В этой сложной ситуации возникали подчас странные литературные гибриды, ярким примером каковых могут служить «Три книги мифологических рассказов» Фульгенция, где к каждому мифу присоединено моральное поучение, для которого используются самые фантастические этимологические экскурсы (этот тип литературной композиции послужил образцом для многих позднейших средневековых сочинений — например, «Римских деяний», «Морализованного Овидия» и т. п.).
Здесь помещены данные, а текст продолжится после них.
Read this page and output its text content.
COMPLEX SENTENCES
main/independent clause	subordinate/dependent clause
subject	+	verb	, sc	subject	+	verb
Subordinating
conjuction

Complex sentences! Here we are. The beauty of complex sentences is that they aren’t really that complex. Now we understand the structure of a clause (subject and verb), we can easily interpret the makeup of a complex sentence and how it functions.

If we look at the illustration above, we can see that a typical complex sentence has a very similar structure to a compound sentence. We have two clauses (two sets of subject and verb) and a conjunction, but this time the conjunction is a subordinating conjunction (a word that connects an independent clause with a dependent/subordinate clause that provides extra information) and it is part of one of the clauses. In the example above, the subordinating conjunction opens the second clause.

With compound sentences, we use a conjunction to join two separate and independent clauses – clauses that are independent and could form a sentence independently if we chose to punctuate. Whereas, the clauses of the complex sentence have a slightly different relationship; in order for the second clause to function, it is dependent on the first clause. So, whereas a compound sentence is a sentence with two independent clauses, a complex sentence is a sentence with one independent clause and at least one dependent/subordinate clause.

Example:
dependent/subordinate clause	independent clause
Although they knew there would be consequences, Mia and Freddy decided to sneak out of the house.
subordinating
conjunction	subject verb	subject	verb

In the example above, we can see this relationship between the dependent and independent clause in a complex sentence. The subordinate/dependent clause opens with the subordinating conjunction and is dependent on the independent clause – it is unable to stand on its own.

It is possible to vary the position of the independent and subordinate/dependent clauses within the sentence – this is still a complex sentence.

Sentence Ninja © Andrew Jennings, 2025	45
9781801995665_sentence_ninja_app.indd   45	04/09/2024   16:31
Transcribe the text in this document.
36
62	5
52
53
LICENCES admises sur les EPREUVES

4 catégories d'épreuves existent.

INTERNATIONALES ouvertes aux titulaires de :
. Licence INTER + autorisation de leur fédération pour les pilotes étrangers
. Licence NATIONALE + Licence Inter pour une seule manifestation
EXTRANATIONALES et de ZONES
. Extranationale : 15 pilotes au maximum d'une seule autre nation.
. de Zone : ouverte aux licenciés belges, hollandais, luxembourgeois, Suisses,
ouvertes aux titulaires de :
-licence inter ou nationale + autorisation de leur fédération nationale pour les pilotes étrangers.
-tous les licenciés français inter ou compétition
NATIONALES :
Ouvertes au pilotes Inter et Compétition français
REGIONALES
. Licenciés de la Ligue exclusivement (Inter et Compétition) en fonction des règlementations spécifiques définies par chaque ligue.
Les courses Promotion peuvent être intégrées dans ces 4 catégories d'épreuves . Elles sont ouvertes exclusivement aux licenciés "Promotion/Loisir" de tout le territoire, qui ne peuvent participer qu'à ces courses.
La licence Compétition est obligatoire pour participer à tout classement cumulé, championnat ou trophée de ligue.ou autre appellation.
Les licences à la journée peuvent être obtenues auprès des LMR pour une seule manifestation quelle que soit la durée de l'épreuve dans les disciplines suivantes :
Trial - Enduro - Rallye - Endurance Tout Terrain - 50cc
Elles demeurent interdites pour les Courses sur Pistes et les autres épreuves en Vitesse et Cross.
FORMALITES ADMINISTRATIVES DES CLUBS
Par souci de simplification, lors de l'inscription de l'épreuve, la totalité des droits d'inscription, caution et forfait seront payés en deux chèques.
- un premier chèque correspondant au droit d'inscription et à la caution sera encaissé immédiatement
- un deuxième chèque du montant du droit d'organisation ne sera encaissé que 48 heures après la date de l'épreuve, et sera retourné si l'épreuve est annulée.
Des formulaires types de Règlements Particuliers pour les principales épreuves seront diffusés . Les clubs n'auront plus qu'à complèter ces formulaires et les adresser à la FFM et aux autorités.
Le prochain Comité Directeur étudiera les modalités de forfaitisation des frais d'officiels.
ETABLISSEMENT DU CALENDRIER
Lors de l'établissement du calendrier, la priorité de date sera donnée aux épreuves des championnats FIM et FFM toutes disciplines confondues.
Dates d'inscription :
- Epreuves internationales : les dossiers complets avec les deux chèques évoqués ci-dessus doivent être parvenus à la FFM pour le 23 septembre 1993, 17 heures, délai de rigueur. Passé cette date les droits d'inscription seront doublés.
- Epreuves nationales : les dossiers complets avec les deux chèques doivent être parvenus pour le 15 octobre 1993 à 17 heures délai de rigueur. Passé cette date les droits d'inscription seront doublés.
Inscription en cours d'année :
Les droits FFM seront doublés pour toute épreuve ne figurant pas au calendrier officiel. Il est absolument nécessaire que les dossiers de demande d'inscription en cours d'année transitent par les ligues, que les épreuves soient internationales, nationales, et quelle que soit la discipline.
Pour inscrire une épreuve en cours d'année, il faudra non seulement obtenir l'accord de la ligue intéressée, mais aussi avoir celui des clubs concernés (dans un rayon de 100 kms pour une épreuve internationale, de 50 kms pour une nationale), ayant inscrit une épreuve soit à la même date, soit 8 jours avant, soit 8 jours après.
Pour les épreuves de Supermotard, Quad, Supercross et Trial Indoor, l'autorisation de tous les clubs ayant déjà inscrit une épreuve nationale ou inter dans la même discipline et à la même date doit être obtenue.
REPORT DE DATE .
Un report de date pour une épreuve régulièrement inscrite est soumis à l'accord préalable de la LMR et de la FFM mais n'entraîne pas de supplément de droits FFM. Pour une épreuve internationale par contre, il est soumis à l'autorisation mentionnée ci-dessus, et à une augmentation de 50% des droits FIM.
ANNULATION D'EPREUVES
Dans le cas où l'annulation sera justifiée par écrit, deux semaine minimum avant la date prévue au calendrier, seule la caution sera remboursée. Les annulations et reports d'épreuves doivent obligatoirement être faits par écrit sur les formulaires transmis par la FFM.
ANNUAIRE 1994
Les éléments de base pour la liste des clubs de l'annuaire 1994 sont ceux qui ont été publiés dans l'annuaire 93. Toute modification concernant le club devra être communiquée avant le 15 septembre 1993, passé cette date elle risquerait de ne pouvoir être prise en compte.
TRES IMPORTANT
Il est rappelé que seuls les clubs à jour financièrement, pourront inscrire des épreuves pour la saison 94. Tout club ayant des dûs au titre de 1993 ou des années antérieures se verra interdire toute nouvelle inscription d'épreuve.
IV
Однако более распространенным в эту раннюю пору приемом было резкое отделение сочинений светских от духовных и совершенно понятно, что важное значение, придававшееся духовному, религиозному элементу, стало преобладать, и вместе с этим стала падать «выучка», которую давало изучение античных авторов. Прежние риторические школы перестали отвечать потребностям времени и постепенно стали заменяться духовными училищами при епископатах, церквах и особенно при монастырях, число которых непрерывно росло. В эти училища набирались преимущественно подростки и юноши, готовившиеся стать духовными лицами, «клириками». Курс обучения, необходимый им, все сокращался — в него входило знание молитв и песнопений богослужебного чина, который к тому же в эту эпоху был еще не совсем твердо установлен, знакомство с библейской историей и умение приводить из нее некоторые цитаты для доказательств основных положений христианского вероучения. При пестроте этнического состава новых западных государств приходилось считаться и с тем, что для многих учащихся в церковных школах сам латинский язык представлял уже немалые трудности, что вело к формальному заучиванию богослужебных текстов, иногда неправильно переписанных или неверно понятых. Знание греческого языка на Западе отмирает совсем.

Именно в VI—VII вв. складывается двоякое отношение к произведениям римской литературы: это — либо полное отрицание всякой языческой литературы как чуждой и греховной, либо попытки извлечь из нее отдельные произведения и цитаты, которые могли быть истолкованы как пророчества или как доказательства несостоятельности и ложности языческой религии, какую бы форму она ни принимала. Этим отношением к ней и можно объяснить, что после стараний некоторых писателей IV и V вв. удержать интерес и любовь к «великому вечному Риму» и произведениям его писателей в VI и VII вв. этот интерес падает, и первые признаки его возрождения вспыхивают уже только в конце VII в. Тем не менее литературная деятельность, конечно, не прекращается совсем. Напротив, развиваются новые литературные жанры, более тесно соприкасающиеся с жанрами классической литературы, чем это может показаться на первый взгляд.

3

В классической античной литературе понятие поэтического «рода», «жанра» сложилось само собой — в силу того, что произведениям эпическим, лирическим и драматическим был присущ и свой собственный способ исполнения и свои особые стихотворные размеры. Слушатель, воспринимавший то или иное поэтическое произведение, не должен был задумываться над тем, к какому роду поэзии его отнести. Даже исторические сочинения воспринимались на слух. Известно, что Геродот читал свою «Историю» перед слушателями.

Однако чем больше вступало в силу письменное закрепление сочинений любого жанра, в стихах и в прозе, и чем больше становилось людей, уже не слушающих, а читающих произведения литературы, тем более шаткими становились границы как между родами произведений поэтических, так и между поэзией и прозой вообще. Смешение жанров было знакомо уже эллинистической литературе. Так, например, трудно сказать, к лирике или эпосу причислять буколический жанр (позднейший теоретик литературы и комментатор «Буколик» Сервий изобрел для них термин «промежуточный род»). Еще больше сдвинуты границы в «Менипповой сатуре», смешивающей прозу и стихи, или в «Александре» Ликофрона, излагающей длинное эпическое повествование размером, свойственным драме.